= 1832 in science =

The year 1832 in science and technology involved some significant events, listed below.

==Biology==
- Dr. Thomas Bell begins publication of A Monograph of the Testudinata, the first comprehensive study of the world's turtles.
- Isidore Geoffroy Saint-Hilaire begins publication of Histoire générale et particulière des anomalies de l'organisation chez l'homme et les animaux, a key text on teratology.

==Chemistry==
- Pierre Jean Robiquet isolates the analgesic codeine.
- Friedrich Wöhler and Justus von Liebig discover and explain functional groups and radicals in relation to organic chemistry.
- The synthetic dyestuff pittacal is discovered by German chemist Carl Ludwig Reichenbach.

==Exploration==
- April 21 – Cyrille Pierre Théodore Laplace completes a four-year global circumnavigation.

==Mathematics==
- Évariste Galois presents a general condition for the solvability of algebraic equations, thereby essentially founding group theory and Galois theory. On May 29, the eve of a duel from which he will die, he writes his "mathematical testament", a letter to Auguste Chevalier.
- Peter Gustav Lejeune Dirichlet proves Fermat's Last Theorem for n = 14.
- János Bolyai's system of non-Euclidean geometry is first published.

==Medicine==
- February 12 – In England, a second cholera pandemic begins to spread, starting from the East End of London. It is declared officially over in early May but deaths continue. It will claim at least 3000 victims.
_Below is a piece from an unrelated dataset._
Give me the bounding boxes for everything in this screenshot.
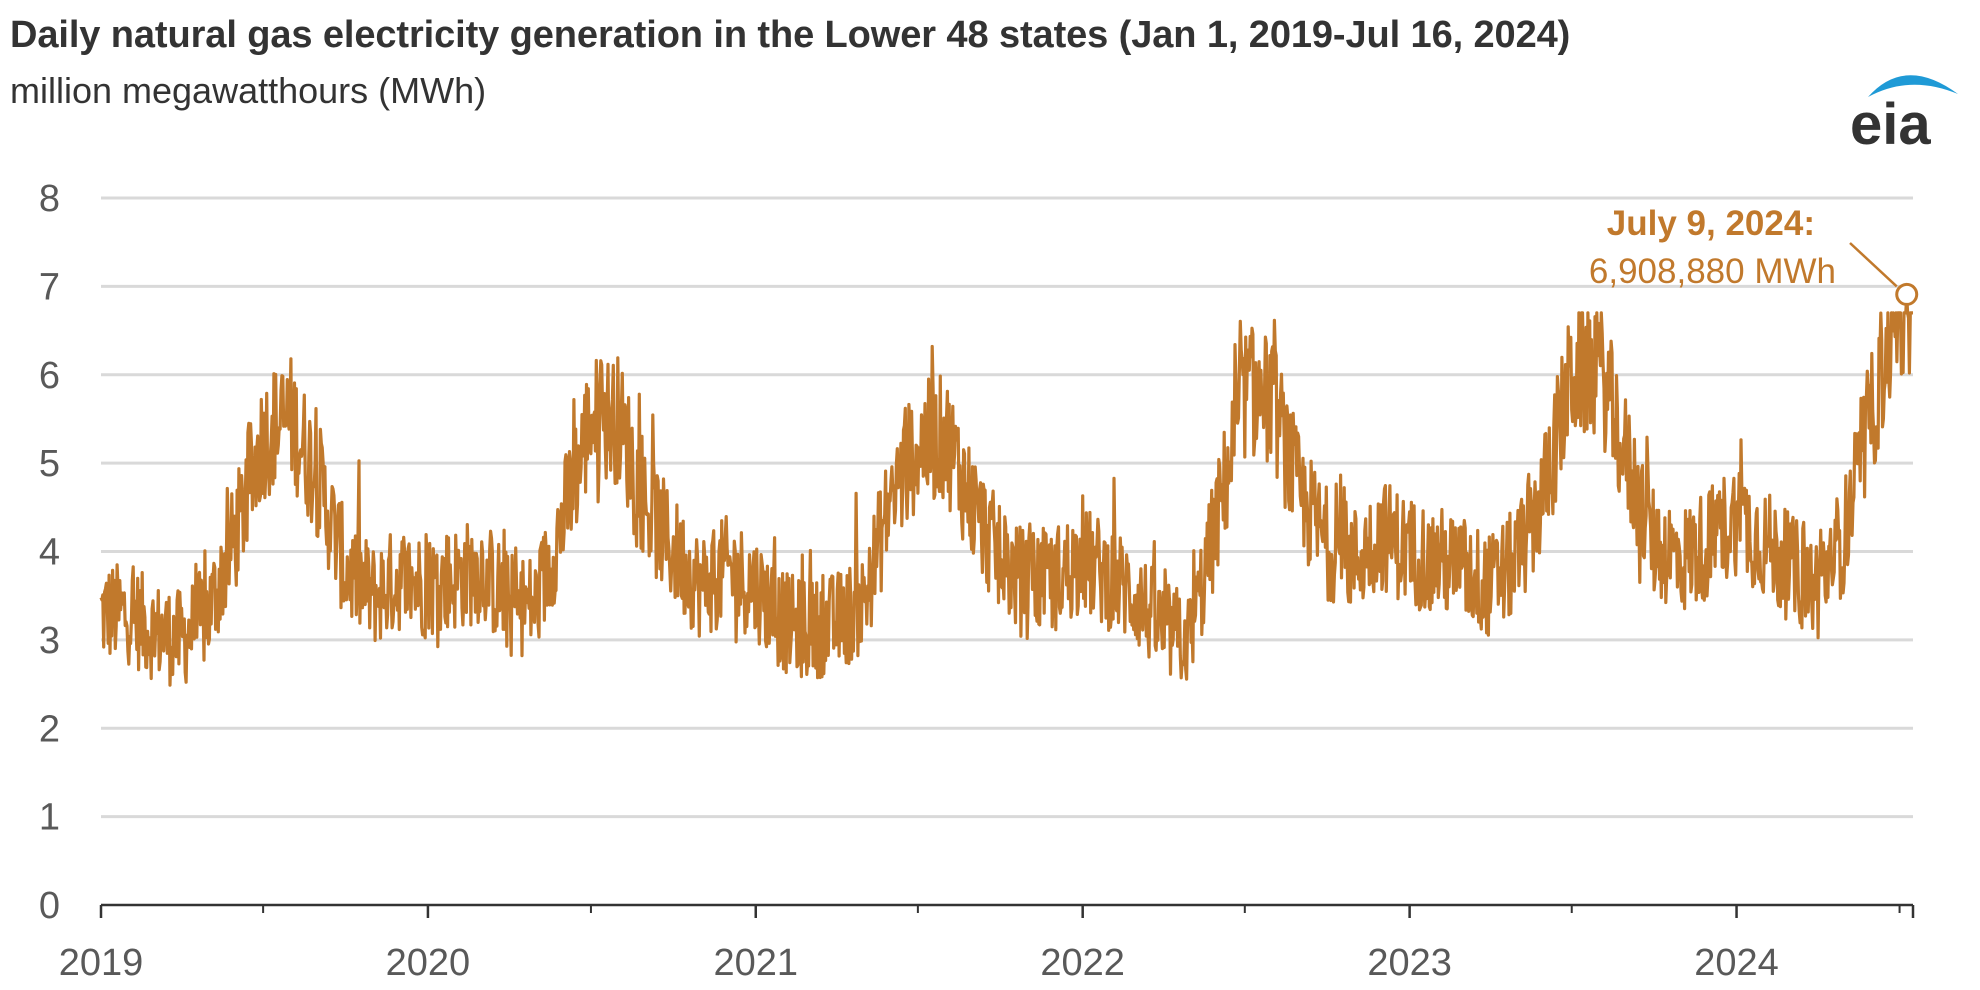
x-tick-label: 2022	[1040, 942, 1125, 984]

In Liverpool, Kitty Wilkinson becomes the "Saint of the Slums" by promoting hygiene.
- July 19 – Anatomy Act in the United Kingdom provides for licensing and inspection of anatomists, and for unclaimed bodies from public institutions to be available for their dissection.
- Dr James Kay publishes The moral and physical condition of the working-class employed in the cotton manufacture in Manchester.
- Thomas Hodgkin first describes abnormalities in the lymph system later known as Hodgkin's lymphoma.

==Oceanography==
- James Rennell's An Investigation of the Currents of the Atlantic Ocean, and of those which prevail between the Indian Ocean and the Atlantic is published posthumously by his daughter. It will not be significantly superseded for more than a century.

==Physics==
- Michael Faraday states his laws of electrolysis.
- c. December – Following a paper by Faraday, Belgian physicist Joseph Plateau and Austrian professor of practical geometry Simon Stampfer simultaneously and independently devise the phenakistiscope, an animation device creating an optical illusion of motion.

==Psychology==
- Swiss crystallographer Louis Albert Necker first publishes the optical illusion which becomes known as the Necker cube.

==Technology==
- The first commutator DC electric motor, capable of turning machinery, is demonstrated by William Sturgeon in London.
- The first drum-type rotary printing press is completed by anarchist Josiah Warren in New York.

==Awards==
- Copley Medal: Michael Faraday; Siméon Poisson

==Births==
- June 17 – William Crookes (died 1919), English chemist and physicist.
- August 16 – Wilhelm Wundt (died 1920), German physiologist and psychologist.
- September 26 – Zsófia Torma (died 1899), Hungarian archaeologist, anthropologist and paleontologist.
- October 4 – Thorborg Rappe (died 1902), Swedish pioneer in the education of students with Intellectual disability.
- December 12 – Ludwig Sylow (died 1918), Norwegian mathematician.
- December 15 – Gustave Eiffel (died 1923), French structural engineer.

==Deaths==
- May 13 – Georges Cuvier (born 1769), French zoologist.
- May 31 – Évariste Galois (born 1811), French mathematician.
- August 24 – Nicolas Léonard Sadi Carnot (born 1796), French mathematician
- September 2 – Franz Xaver, Baron Von Zach (born 1754), Hungarian astronomer.
- October 31 – Antonio Scarpa (born 1752), Italian anatomist.
- November 8 – Marie-Jeanne de Lalande (born 1768), French astronomer.